Receiving the top award at the state level means the Community Service Project created by SUNY Fredonia Phi Beta Lambda (PBL), a branch of the Business Club, will advance to the 2020 National Leadership Conference scheduled at the end of June in Salt Lake City.

“Seeing the students’ dedication and commitment to this idea was something I could not be more proud of,” remarked Business Administration Lecturer Mark Nickerson. “This simply started off as an idea of the students to help local non-profits and turned into a full-blown project to be presented at a statewide conference.”

“Seeing the students’ dedication and commitment to this idea was something I could not be more proud of,” remarked Business Administration Lecturer Mark Nickerson. “This simply started off as an idea of the students to help local non-profits and turned into a full-blown project to be presented at a statewide conference.”

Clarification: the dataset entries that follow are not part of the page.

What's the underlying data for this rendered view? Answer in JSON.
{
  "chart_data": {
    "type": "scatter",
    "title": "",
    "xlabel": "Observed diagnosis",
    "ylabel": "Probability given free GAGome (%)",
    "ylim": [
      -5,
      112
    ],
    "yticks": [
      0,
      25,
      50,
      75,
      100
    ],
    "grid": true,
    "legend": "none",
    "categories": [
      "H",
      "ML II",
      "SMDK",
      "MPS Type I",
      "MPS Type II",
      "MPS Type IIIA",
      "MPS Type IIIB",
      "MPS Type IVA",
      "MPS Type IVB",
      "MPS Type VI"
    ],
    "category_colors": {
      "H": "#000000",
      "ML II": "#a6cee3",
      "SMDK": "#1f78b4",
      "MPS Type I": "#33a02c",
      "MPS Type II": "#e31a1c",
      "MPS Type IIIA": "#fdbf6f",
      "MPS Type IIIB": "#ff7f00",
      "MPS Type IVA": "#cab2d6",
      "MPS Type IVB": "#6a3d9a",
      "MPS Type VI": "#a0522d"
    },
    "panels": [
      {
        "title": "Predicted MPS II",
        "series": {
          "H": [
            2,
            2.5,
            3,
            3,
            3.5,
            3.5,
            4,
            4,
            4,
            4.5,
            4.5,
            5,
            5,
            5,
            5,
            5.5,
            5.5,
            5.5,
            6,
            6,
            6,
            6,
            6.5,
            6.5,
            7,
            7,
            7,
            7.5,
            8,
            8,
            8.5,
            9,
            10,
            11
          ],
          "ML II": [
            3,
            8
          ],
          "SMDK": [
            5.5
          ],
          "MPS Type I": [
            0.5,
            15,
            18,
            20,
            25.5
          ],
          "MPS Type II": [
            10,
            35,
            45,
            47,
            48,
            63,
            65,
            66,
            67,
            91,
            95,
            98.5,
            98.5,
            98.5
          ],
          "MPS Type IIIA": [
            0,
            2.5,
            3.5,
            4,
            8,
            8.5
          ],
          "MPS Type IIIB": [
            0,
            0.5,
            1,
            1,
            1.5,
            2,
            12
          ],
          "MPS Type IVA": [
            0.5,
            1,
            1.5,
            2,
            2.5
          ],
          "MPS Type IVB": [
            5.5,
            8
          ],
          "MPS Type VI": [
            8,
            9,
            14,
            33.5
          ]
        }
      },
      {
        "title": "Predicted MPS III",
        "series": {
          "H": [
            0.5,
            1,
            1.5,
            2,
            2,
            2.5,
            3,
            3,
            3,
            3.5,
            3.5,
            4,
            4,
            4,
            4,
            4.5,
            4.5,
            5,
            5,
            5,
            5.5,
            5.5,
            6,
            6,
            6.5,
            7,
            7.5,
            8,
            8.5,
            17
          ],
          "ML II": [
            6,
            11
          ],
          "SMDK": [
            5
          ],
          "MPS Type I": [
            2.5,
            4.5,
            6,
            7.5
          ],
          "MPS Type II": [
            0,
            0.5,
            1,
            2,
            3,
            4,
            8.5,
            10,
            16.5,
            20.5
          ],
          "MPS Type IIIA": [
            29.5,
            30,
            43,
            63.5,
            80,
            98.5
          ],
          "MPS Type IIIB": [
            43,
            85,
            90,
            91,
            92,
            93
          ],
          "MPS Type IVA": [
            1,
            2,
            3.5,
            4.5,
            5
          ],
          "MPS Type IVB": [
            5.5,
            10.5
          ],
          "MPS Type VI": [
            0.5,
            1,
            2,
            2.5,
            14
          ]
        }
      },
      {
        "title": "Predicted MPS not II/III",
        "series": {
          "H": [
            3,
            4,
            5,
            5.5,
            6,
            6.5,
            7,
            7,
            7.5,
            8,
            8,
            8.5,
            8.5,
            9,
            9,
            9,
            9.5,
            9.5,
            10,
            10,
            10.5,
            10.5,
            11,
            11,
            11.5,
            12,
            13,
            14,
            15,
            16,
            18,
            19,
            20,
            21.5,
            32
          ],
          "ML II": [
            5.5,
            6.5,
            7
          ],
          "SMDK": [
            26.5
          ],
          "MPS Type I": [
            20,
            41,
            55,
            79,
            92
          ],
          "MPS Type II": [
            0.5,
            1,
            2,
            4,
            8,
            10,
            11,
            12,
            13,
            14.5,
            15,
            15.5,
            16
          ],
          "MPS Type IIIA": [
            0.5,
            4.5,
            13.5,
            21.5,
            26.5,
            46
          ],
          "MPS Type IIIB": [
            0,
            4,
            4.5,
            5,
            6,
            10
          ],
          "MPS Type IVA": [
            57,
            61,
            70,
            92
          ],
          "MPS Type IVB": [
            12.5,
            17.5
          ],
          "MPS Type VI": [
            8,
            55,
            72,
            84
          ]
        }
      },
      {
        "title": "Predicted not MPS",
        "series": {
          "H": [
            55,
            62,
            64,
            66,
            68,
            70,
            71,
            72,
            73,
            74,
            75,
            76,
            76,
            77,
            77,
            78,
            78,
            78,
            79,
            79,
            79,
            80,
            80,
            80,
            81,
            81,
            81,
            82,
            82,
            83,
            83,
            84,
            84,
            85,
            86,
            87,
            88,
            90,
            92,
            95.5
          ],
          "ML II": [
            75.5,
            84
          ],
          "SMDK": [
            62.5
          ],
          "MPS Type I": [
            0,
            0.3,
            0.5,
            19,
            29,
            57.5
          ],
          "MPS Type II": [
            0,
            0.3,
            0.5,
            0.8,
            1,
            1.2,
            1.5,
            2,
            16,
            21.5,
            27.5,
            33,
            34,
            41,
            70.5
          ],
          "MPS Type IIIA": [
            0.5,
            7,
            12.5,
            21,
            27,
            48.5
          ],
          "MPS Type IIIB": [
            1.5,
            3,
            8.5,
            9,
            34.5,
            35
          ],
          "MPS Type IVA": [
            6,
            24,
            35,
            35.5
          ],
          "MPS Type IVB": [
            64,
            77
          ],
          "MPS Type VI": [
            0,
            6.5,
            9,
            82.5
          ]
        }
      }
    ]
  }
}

students working in a group
Students in the Business Club gathering at a pre-COVID-19 Sunday work session to prepare their Community Service Project for the Lakeshore Humane Society.

The actual state conference scheduled on March 28 at SUNY Oswego was not held due to the Coronavirus pandemic, but student chapters at schools across the state submitted their projects online for evaluation.

“To not only complete the project even after transitioning to distance learning but also take first place at the state level just shows how the students came together across disciplines to make this happen,” added Mr. Nickerson, the Business Club’s adviser. “They're already excited about the possibility of attending the national conference!”

New York Phi Beta Lambda is a state chapter at the collegiate level of Future Business Leaders of America, the world’s largest student, business organization.

A desire to benefit the community while gaining real-world experience led the students to select the Dunkirk-based humane society for its new Adopt-a-Non-Profit program, explained Molly Gibbs, Business Club president. Students were also passionate about the facility, which they toured in February, she noted.

“It’s always easier dedicating to a cause that you believe in,” said Ms. Gibbs, a Public Accountancy and Economics major.

Members of the SUNY Fredonia PBL who assembled the report included Emily Johnson, Jason Opferbeck, Hanna Schultheis, Lily Watson, Joe DeChiaro, Matt Sorokes, Robert Atwood, Anna Talbot, Shainee Islam, Zach Pawlicki, Annie Cordaro, Haylet Mack, Alyssa Szuch, Josue Petion and Gibbs.

The club’s objective was to help make the humane society a green shelter, while also improving its overall operation through new policies, financial planning and marketing strategies. Students worked in separate groups, based on academic majors or interests, to address one of the four areas and develop recommendations.

The go green group advocated LED light bulbs, commercial washing machines and powder detergent and consideration of solar panels. Students in the policies and procedures group proposed guidelines in the areas of spending/reimbursement, drug and alcohol use and sexual harassment, and created an accident report and fundraiser proposal forms.

Suggestions to improve Facebook and Instagram accounts, as well as the organization’s website, were offered by the marketing and social media group. Consistency in pricing and branding in the humane society’s boutique was also recommended.

The finance and inventory group suggested increasing adoption fees, based on a survey of animal shelters in the region, and examining mutual funds for investments.

Gibbs said the 16-page report has been shared with the humane society treasurer. She hopes students can hold a Zoom conference with members of the humane society’s board of directors.